A geografia, tanto em seu aspecto físico quanto humano tem uma tendência muito forte em relação a teoria dos sistemas. Nesse ponto é importante pensar que a noção de sistema não é necessariamente estruturalista, o próprio marxismo trabalha com essa noção, exemplo: sistema capitalista.
Filosoficamente há uma aproximação entre o conceito de sistema e de estrutura. No entanto, seria difícil dizer que se trata de uma ciência estruturalista, e isto acredito que por alguns motivos. Primeiro que a geografia enquanto modo de pensar o mundo é muito anterior ao estruturalismo. Poderíamos dizer que mesmo assim existia uma noção estruturalista em sua base? Difícil de dizer trata-se do caso onde após o surgimento do conceito, tudo que é historicamente anterior a ele ganha um certo sentido. O que de fato pode ser pensado é que a geografia não era estritamente movida pelo estruturalismo.
Um outro ponto é que o estruturalismo como teoria e método é muito grande, possuindo uma ampla variedade de concepções. Mas tomemos o estruturalismo de uma maneira mais clássica, pela obra de Levi Strauss. Há uma certa noção de que as estruturas movem-se como que de forma independente, o que foi principalmente utilizado para se pensar a linguagem. Nem sempre essa é a noção utilizada pela geografia. Talvez o conceito que nos leve a pensar essa tendência estruturalista seja o de totalidade. Mas a noção de totalidade é, geralmente, tomada pela dialética. O que não impediu que autores como Milton Santos buscassem desenvolver uma dialética estruturalista, ou um marxismo estruturalista.
Penso que se entendermos que para ser estruturalista é necessária pensar segundo estruturas, pode-se dizer que a geografia é fortemente estruturalista. Nossa ciência carrega consigo várias características: a relação do todo com as partes (inclusive destacando muitas vezes maior importância ao todo, como Milton Santos ao defender que a geografia geral tem certa preponderância sobre a regional), a noção de totalidade (segundo estruturas), etc. Nos faltou muito trabalhar a questão da linguagem e seus impactos no espaço, alguns autores tentaram se aventurar nessa difração mas não com grandes resultados, um exemplo foi Claude Raffestin.

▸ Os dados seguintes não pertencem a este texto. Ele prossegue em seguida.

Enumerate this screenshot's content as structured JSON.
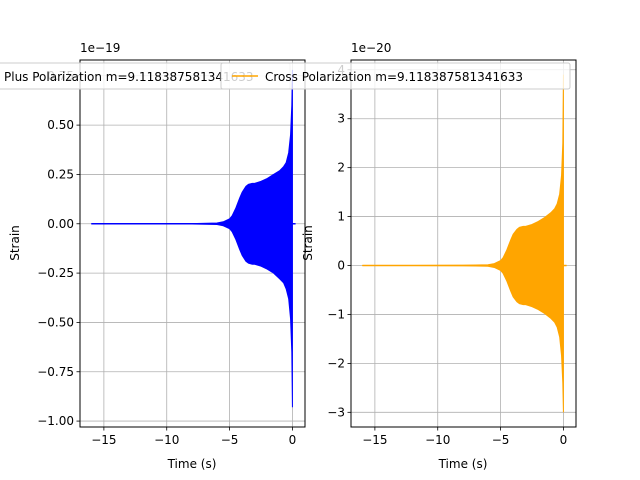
{
  "chart_data": [
    {
      "type": "line",
      "title": "Plus Polarization m=9.118387581341633",
      "xlabel": "Time (s)",
      "ylabel": "Strain",
      "offset_text": "1e−19",
      "xlim": [
        -16.9,
        1.0
      ],
      "ylim": [
        -1.03,
        0.83
      ],
      "xticks": [
        -15,
        -10,
        -5,
        0
      ],
      "xtick_labels": [
        "−15",
        "−10",
        "−5",
        "0"
      ],
      "yticks": [
        -1.0,
        -0.75,
        -0.5,
        -0.25,
        0.0,
        0.25,
        0.5,
        0.75
      ],
      "ytick_labels": [
        "−1.00",
        "−0.75",
        "−0.50",
        "−0.25",
        "0.00",
        "0.25",
        "0.50",
        "0.75"
      ],
      "grid": true,
      "color": "#0000ff",
      "envelope": {
        "t": [
          -16,
          -12,
          -8,
          -6,
          -5.5,
          -5,
          -4.8,
          -4.5,
          -4.2,
          -4,
          -3.7,
          -3.5,
          -3.2,
          -3,
          -2.5,
          -2,
          -1.5,
          -1,
          -0.7,
          -0.5,
          -0.3,
          -0.15,
          -0.05,
          0
        ],
        "upper": [
          0,
          0,
          0.001,
          0.004,
          0.01,
          0.025,
          0.04,
          0.08,
          0.13,
          0.16,
          0.19,
          0.2,
          0.205,
          0.205,
          0.215,
          0.23,
          0.25,
          0.27,
          0.29,
          0.31,
          0.36,
          0.45,
          0.6,
          0.78
        ],
        "lower": [
          0,
          0,
          -0.001,
          -0.004,
          -0.01,
          -0.025,
          -0.04,
          -0.08,
          -0.13,
          -0.16,
          -0.19,
          -0.2,
          -0.205,
          -0.205,
          -0.215,
          -0.23,
          -0.25,
          -0.28,
          -0.3,
          -0.33,
          -0.38,
          -0.48,
          -0.65,
          -0.93
        ]
      }
    },
    {
      "type": "line",
      "title": "Cross Polarization m=9.118387581341633",
      "xlabel": "Time (s)",
      "ylabel": "Strain",
      "offset_text": "1e−20",
      "xlim": [
        -16.9,
        1.0
      ],
      "ylim": [
        -3.3,
        4.2
      ],
      "xticks": [
        -15,
        -10,
        -5,
        0
      ],
      "xtick_labels": [
        "−15",
        "−10",
        "−5",
        "0"
      ],
      "yticks": [
        -3,
        -2,
        -1,
        0,
        1,
        2,
        3,
        4
      ],
      "ytick_labels": [
        "−3",
        "−2",
        "−1",
        "0",
        "1",
        "2",
        "3",
        "4"
      ],
      "grid": true,
      "color": "#ffa500",
      "envelope": {
        "t": [
          -16,
          -12,
          -8,
          -6,
          -5.5,
          -5,
          -4.8,
          -4.5,
          -4.2,
          -4,
          -3.7,
          -3.5,
          -3.2,
          -3,
          -2.5,
          -2,
          -1.5,
          -1,
          -0.7,
          -0.5,
          -0.3,
          -0.15,
          -0.05,
          0
        ],
        "upper": [
          0,
          0,
          0.005,
          0.015,
          0.04,
          0.1,
          0.16,
          0.32,
          0.52,
          0.64,
          0.74,
          0.78,
          0.8,
          0.8,
          0.84,
          0.9,
          0.98,
          1.08,
          1.16,
          1.26,
          1.46,
          1.84,
          2.5,
          3.9
        ],
        "lower": [
          0,
          0,
          -0.005,
          -0.015,
          -0.04,
          -0.1,
          -0.16,
          -0.32,
          -0.52,
          -0.64,
          -0.74,
          -0.78,
          -0.8,
          -0.8,
          -0.84,
          -0.9,
          -0.98,
          -1.08,
          -1.16,
          -1.26,
          -1.46,
          -1.84,
          -2.4,
          -3.0
        ]
      }
    }
  ]
}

Enfim, não diria que ela é estruturalista porque ela é marcada por um conjunto muito amplo de teorias e métodos, alguns dos quais buscam até proceder em contraposição a noção de sistema, um exemplo seria a fenomenologia. Mas que há certamente um forte conteúdo estruturalista em nossa ciência, que geralmente possui muita dificuldade de proceder sem a noção de estrutura. Quando dizemos que o espaço é um sistema de fixos e fluxos nos rendemos a uma perspectiva desse tipo. Milton Santos é um autor fortemente marcado pelo estruturalismo, principalmente via o pensamento de Herbert Marcuse. Se a noção de estrutura é fundamental para a geografia, podemos dizer que o estruturalismo também o é, se bem que não com exclusividade.

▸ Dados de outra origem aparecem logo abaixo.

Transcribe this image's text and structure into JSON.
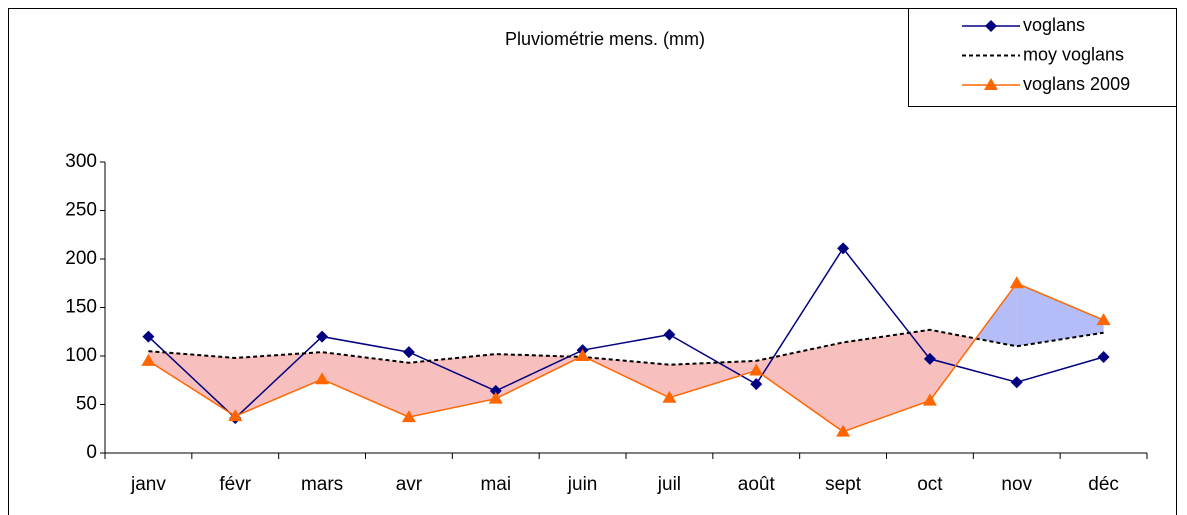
{
  "chart_data": {
    "type": "line",
    "title": "Pluviométrie mens. (mm)",
    "categories": [
      "janv",
      "févr",
      "mars",
      "avr",
      "mai",
      "juin",
      "juil",
      "août",
      "sept",
      "oct",
      "nov",
      "déc"
    ],
    "series": [
      {
        "name": "voglans",
        "color": "#000080",
        "marker": "diamond",
        "dash": false,
        "values": [
          120,
          36,
          120,
          104,
          64,
          106,
          122,
          71,
          211,
          97,
          73,
          99
        ]
      },
      {
        "name": "moy voglans",
        "color": "#000000",
        "marker": null,
        "dash": true,
        "values": [
          105,
          98,
          104,
          93,
          102,
          99,
          91,
          95,
          114,
          127,
          110,
          124
        ]
      },
      {
        "name": "voglans 2009",
        "color": "#ff6600",
        "marker": "triangle",
        "dash": false,
        "values": [
          95,
          38,
          76,
          37,
          56,
          100,
          57,
          85,
          22,
          54,
          175,
          137
        ]
      }
    ],
    "fill_between": {
      "below": "#f07070",
      "above": "#5a6cf0"
    },
    "ylim": [
      0,
      300
    ],
    "yticks": [
      0,
      50,
      100,
      150,
      200,
      250,
      300
    ],
    "legend": "top-right"
  }
}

Isso daria uma boa pesquisa na universidade!
Agradeço pela pergunta.
@@Geografando1103 obrigado, professor. Muito elucidativo! É verdade, é nítida certa influência estruturalista no trabalho do Milton. Deve ser algo intrínseco a sua formação intelectual, tendo em vista que até os anos 50 o estruturalismo foi muito influente nas ciências humanas, principalmente na França, sendo o Milton contemporâneo de muitos pós estruturalistas. Imaginei que a visão geográfica atual possue similaridades com a concepção estruturalista, embora não compartilhem os mesmos pré supostos.